While established banks and telcos struggle to digitally transform their business at the speed required, compelling challengers are stepping into the void. These have very different business models and are hard to define as either telco or banks. They may not be well-rounded enough to meet every need of every customer, but they are quickly acquiring market share in customer niches such as online overseas remittances, Over-The-Top digital media services, smartphone e-wallets and pay-per-view content. 

The estimated 29 percent of mobile payment transactions is a clear indication of mobile adoption loosening the grip which banks have traditionally held over payments. Entrepreneurs are building ultra-low-cost apps to offer banking and telco services while avoiding the costly regulatory scrutiny required for a banking or a mobile network license.

One example is Fidor Bank in Germany, whose API platform allows customers and partners to connect directly to the services of the bank.

Fidor has enabled telecoms giant Telefonica to launch its own mobile banking offering without a banking license. Customers can now transfer money via Twitter, trade crypto-currencies and provide services to third parties using the bank’s platform.

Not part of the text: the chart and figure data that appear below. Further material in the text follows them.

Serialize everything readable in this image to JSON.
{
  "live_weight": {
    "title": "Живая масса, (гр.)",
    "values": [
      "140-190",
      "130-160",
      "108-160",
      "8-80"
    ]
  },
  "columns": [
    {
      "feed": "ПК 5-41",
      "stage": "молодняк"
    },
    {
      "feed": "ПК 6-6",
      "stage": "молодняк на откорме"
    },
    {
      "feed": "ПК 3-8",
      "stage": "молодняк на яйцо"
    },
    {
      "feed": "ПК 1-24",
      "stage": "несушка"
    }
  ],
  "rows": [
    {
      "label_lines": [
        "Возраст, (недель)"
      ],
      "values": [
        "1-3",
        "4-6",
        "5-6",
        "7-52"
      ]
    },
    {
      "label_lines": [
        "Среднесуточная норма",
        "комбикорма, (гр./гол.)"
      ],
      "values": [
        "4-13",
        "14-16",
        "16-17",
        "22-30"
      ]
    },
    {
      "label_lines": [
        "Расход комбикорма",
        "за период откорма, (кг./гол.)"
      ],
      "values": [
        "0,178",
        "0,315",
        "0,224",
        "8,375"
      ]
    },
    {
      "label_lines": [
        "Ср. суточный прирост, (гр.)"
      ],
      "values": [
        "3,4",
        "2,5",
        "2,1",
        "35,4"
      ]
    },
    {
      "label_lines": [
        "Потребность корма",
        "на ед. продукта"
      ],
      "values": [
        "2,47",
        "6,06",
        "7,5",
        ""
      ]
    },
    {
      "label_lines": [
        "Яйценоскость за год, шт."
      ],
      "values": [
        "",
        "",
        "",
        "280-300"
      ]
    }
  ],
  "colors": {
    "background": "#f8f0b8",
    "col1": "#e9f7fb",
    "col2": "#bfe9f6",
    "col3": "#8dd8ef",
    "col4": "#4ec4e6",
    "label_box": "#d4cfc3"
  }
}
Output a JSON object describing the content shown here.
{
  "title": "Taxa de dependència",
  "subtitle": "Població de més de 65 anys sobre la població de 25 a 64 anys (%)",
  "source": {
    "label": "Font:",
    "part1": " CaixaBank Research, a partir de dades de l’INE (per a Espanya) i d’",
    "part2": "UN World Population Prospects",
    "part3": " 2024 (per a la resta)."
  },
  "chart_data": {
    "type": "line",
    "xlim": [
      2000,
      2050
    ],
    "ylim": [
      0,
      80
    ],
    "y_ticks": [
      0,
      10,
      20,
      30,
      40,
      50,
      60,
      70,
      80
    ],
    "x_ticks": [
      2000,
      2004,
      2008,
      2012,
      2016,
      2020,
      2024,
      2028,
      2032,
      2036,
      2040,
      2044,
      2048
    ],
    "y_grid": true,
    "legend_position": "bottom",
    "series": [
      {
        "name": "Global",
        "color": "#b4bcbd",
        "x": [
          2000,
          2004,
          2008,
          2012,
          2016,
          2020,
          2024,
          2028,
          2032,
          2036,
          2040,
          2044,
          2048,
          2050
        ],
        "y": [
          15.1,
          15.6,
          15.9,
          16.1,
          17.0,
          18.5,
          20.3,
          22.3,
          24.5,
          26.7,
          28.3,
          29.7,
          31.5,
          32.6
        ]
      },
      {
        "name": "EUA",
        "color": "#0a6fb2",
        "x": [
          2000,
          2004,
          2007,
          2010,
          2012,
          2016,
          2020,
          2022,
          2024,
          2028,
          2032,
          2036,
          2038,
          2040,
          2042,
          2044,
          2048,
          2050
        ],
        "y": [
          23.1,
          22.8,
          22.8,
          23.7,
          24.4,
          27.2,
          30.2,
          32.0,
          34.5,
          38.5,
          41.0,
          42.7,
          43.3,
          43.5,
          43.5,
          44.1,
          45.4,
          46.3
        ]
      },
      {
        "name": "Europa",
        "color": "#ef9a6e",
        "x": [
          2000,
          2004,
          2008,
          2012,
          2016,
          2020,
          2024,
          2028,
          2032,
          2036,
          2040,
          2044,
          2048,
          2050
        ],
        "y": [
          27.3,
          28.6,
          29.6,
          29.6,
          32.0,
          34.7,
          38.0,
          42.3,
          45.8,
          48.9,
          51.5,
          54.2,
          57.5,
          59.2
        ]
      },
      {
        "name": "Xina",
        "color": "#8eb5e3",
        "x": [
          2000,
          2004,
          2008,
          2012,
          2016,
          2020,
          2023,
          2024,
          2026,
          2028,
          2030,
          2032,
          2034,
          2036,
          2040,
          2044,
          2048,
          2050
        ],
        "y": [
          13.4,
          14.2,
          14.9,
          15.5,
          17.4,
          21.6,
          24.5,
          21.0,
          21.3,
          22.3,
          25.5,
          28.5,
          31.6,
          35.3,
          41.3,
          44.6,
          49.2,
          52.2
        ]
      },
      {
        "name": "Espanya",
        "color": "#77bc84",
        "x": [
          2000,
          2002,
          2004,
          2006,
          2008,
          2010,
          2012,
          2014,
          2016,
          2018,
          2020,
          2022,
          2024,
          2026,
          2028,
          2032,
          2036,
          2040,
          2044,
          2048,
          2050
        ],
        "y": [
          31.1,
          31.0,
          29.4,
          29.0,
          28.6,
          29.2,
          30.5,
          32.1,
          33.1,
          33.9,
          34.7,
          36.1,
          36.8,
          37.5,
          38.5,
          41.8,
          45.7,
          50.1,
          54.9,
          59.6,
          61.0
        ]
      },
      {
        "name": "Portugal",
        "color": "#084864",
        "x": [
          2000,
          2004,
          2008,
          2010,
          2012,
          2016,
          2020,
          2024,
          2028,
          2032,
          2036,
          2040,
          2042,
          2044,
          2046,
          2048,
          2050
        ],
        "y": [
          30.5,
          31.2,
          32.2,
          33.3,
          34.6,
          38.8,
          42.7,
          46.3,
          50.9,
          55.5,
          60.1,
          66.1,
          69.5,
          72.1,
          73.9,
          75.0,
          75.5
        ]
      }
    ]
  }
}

Another modern model is bKash in Bangladesh which combines payroll, money remittances and personal banking in one suite of mobile apps. Starting with small payments, such companies’ natural focus on customer billing and sheer regularity of customer touch have made them the competitors many traditional bankers failed to see.

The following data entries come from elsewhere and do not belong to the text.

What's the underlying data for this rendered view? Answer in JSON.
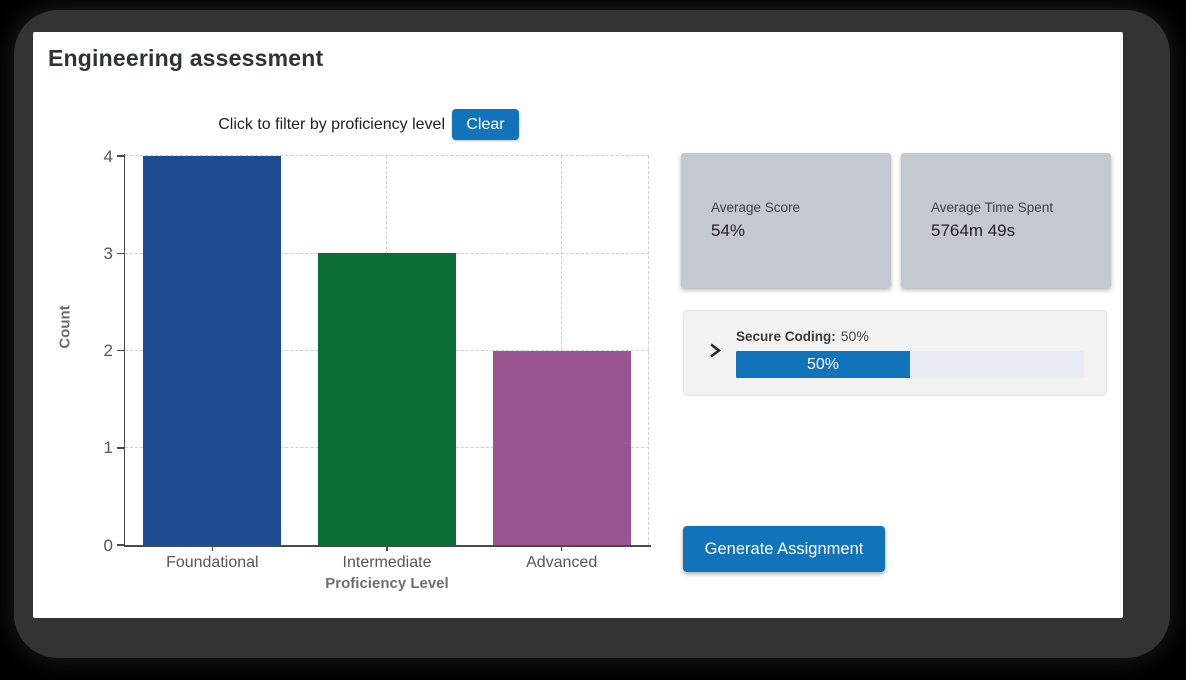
{
  "window": {
    "frame_color": "#333333"
  },
  "header": {
    "title": "Engineering assessment"
  },
  "filter_bar": {
    "hint": "Click to filter by proficiency level",
    "clear_button": "Clear"
  },
  "chart_data": {
    "type": "bar",
    "title": "",
    "categories": [
      "Foundational",
      "Intermediate",
      "Advanced"
    ],
    "values": [
      4,
      3,
      2
    ],
    "bar_colors": [
      "#1d4b92",
      "#086e33",
      "#995492"
    ],
    "xlabel": "Proficiency Level",
    "ylabel": "Count",
    "ylim": [
      0,
      4
    ],
    "yticks": [
      0,
      1,
      2,
      3,
      4
    ],
    "grid": true,
    "grid_style": "dashed",
    "legend": "none"
  },
  "stats_cards": [
    {
      "label": "Average Score",
      "value": "54%"
    },
    {
      "label": "Average Time Spent",
      "value": "5764m 49s"
    }
  ],
  "skill_progress": {
    "skill": "Secure Coding:",
    "value_text": "50%",
    "percent": 50,
    "bar_label": "50%",
    "chevron_icon": "chevron-right"
  },
  "actions": {
    "generate_button": "Generate Assignment"
  },
  "colors": {
    "accent_blue": "#1173b9",
    "card_bg": "#c4c8cf",
    "panel_bg": "#f2f2f3",
    "frame": "#333333"
  }
}
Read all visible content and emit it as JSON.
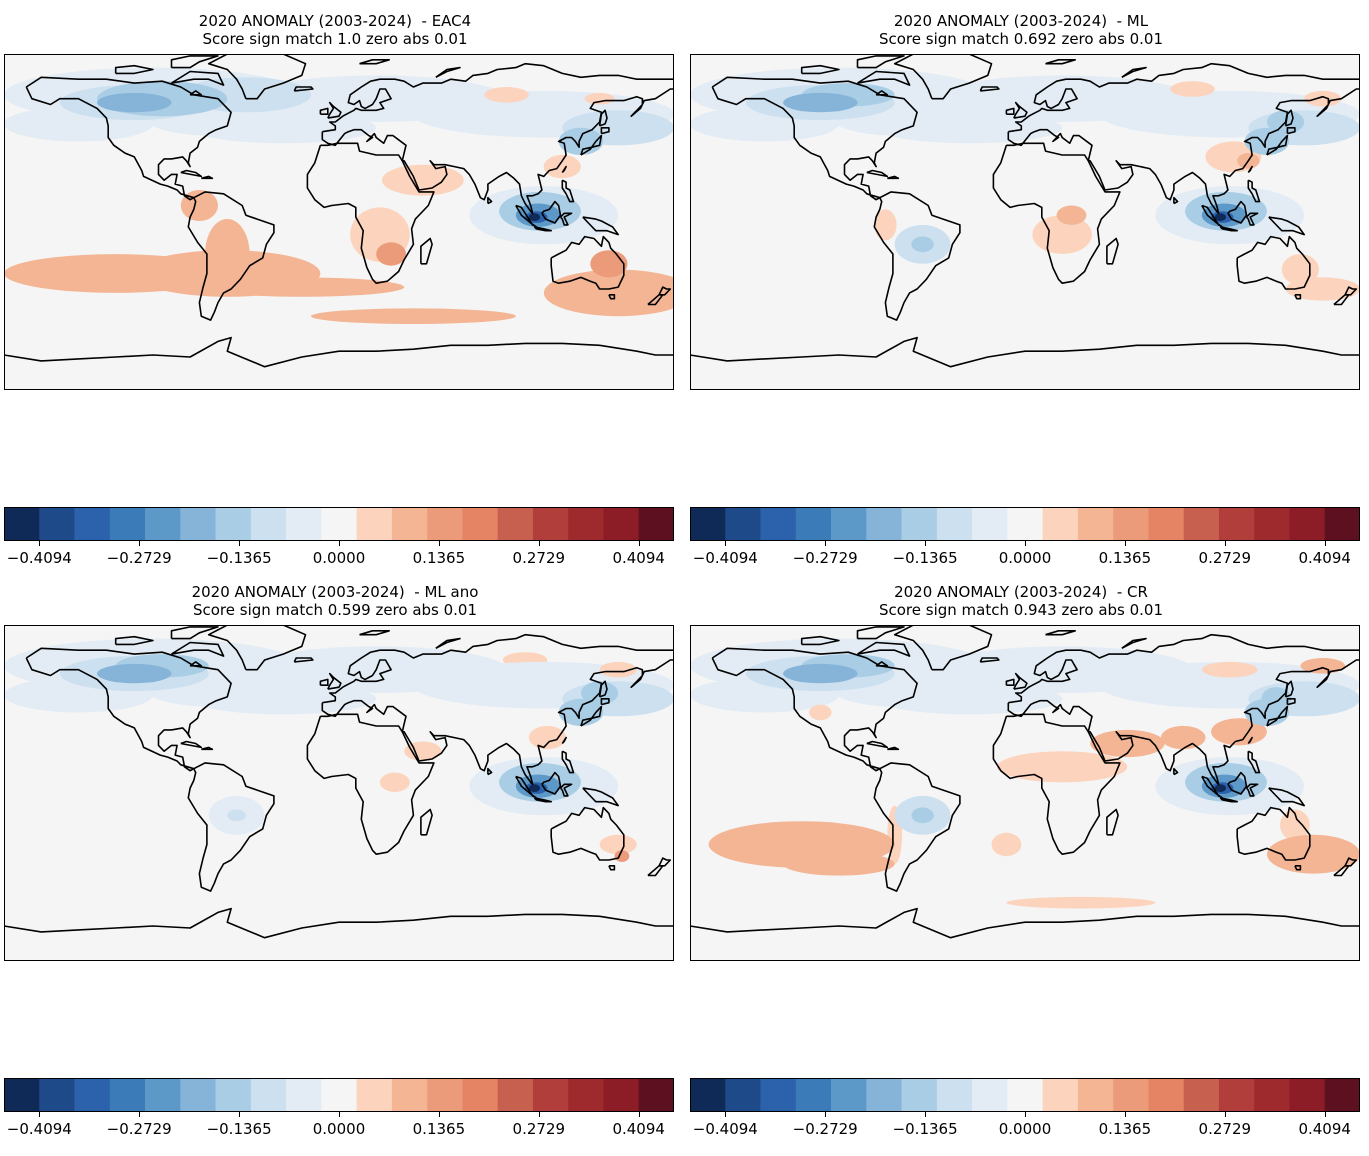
{
  "figure": {
    "colorbar_colors": [
      "#0f2a56",
      "#1e4a8a",
      "#2c62ab",
      "#3b7bb8",
      "#5c98c8",
      "#86b4d9",
      "#a9cde4",
      "#cce0ef",
      "#e3ecf5",
      "#f5f5f5",
      "#fcd4bd",
      "#f4b595",
      "#ec9b7a",
      "#e58464",
      "#c86050",
      "#b23e3c",
      "#9e2a2e",
      "#8c1c26",
      "#5c1020"
    ],
    "colorbar_ticks": [
      "−0.4094",
      "−0.2729",
      "−0.1365",
      "0.0000",
      "0.1365",
      "0.2729",
      "0.4094"
    ]
  },
  "chart_data": [
    {
      "type": "heatmap",
      "title_line1": "2020 ANOMALY (2003-2024)  - EAC4",
      "title_line2": "Score sign match 1.0 zero abs 0.01",
      "variant": "eac4",
      "colorbar_range": [
        -0.4094,
        0.4094
      ]
    },
    {
      "type": "heatmap",
      "title_line1": "2020 ANOMALY (2003-2024)  - ML",
      "title_line2": "Score sign match 0.692 zero abs 0.01",
      "variant": "ml",
      "colorbar_range": [
        -0.4094,
        0.4094
      ]
    },
    {
      "type": "heatmap",
      "title_line1": "2020 ANOMALY (2003-2024)  - ML ano",
      "title_line2": "Score sign match 0.599 zero abs 0.01",
      "variant": "mlano",
      "colorbar_range": [
        -0.4094,
        0.4094
      ]
    },
    {
      "type": "heatmap",
      "title_line1": "2020 ANOMALY (2003-2024)  - CR",
      "title_line2": "Score sign match 0.943 zero abs 0.01",
      "variant": "cr",
      "colorbar_range": [
        -0.4094,
        0.4094
      ]
    }
  ]
}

Innovative telco Orange recently acquired Groupama Banque in another highly significant step blurring the lines between the sectors. Orange plans to create the first 100% mobile bank, leveraging their large existing customer base and innovative digital services capability. Telenor has more banking than telecoms revenues in Asia -and has been well established in financial services there for some time.

The key to the fightback for established banks is to focus intensely on providing exceptional customer experience through their brands. Several banks boast a heritage three times as long as the most established telcos, but the ambivalence of Generations Y and Z towards brand loyalty is a threat to their economic viability.

A brighter, more joined-up future

Consider the possibilities that differentiated customer services employing techniques such as gamification and advanced offer bundling could unleash. It Is not hard to imagine future house buyers bidding in real-time on their smartphones for a property, for which their mortgage offer is not only pre-agreed, but for which the rate is also dynamically adjusted as the sale price changes.

In such a scenario, the real-time ‘upsell’ opportunities are immense, with everything from more competitive rates as the Loan to Value ratio changes to customised insurance service bundles designed specifically to create customer delight and lock in long-term customer loyalty via word of mouth. These are the very techniques which online brands like Uber, Spotify, Facebook, and others have used to create massive market shares and disrupt incumbents.

The most important realisation about the future scenario I have just painted is that it could be created by a sufficiently connected player from any industry; banking, telco, or retail being the most likely.

By re-thinking your market, embracing future technological possibilities and carefully orchestrating customers’ relationships, financial service providers can position themselves well for the future.

There is a lot for both banks and telcos to achieve and not much time to adapt. It is one task to complete a Digital Transformation project, but the hard work comes afterwards, when updates to applications are expected to be made daily. This is in stark contrast to the old world of quarterly application fixes and represents a sea change in the intensity of which IT teams have to develop and test new technology.

Telcos and banks face the same challenge in keeping their customers happy. This does not mean offering the cheapest deal, but the best deal based on a customer’s circumstances at a moment in time. Having an agile IT infrastructure in place is a solid foundation to keep track of new technological innovations which is able to drive customer loyalty in an increasingly ambivalent world.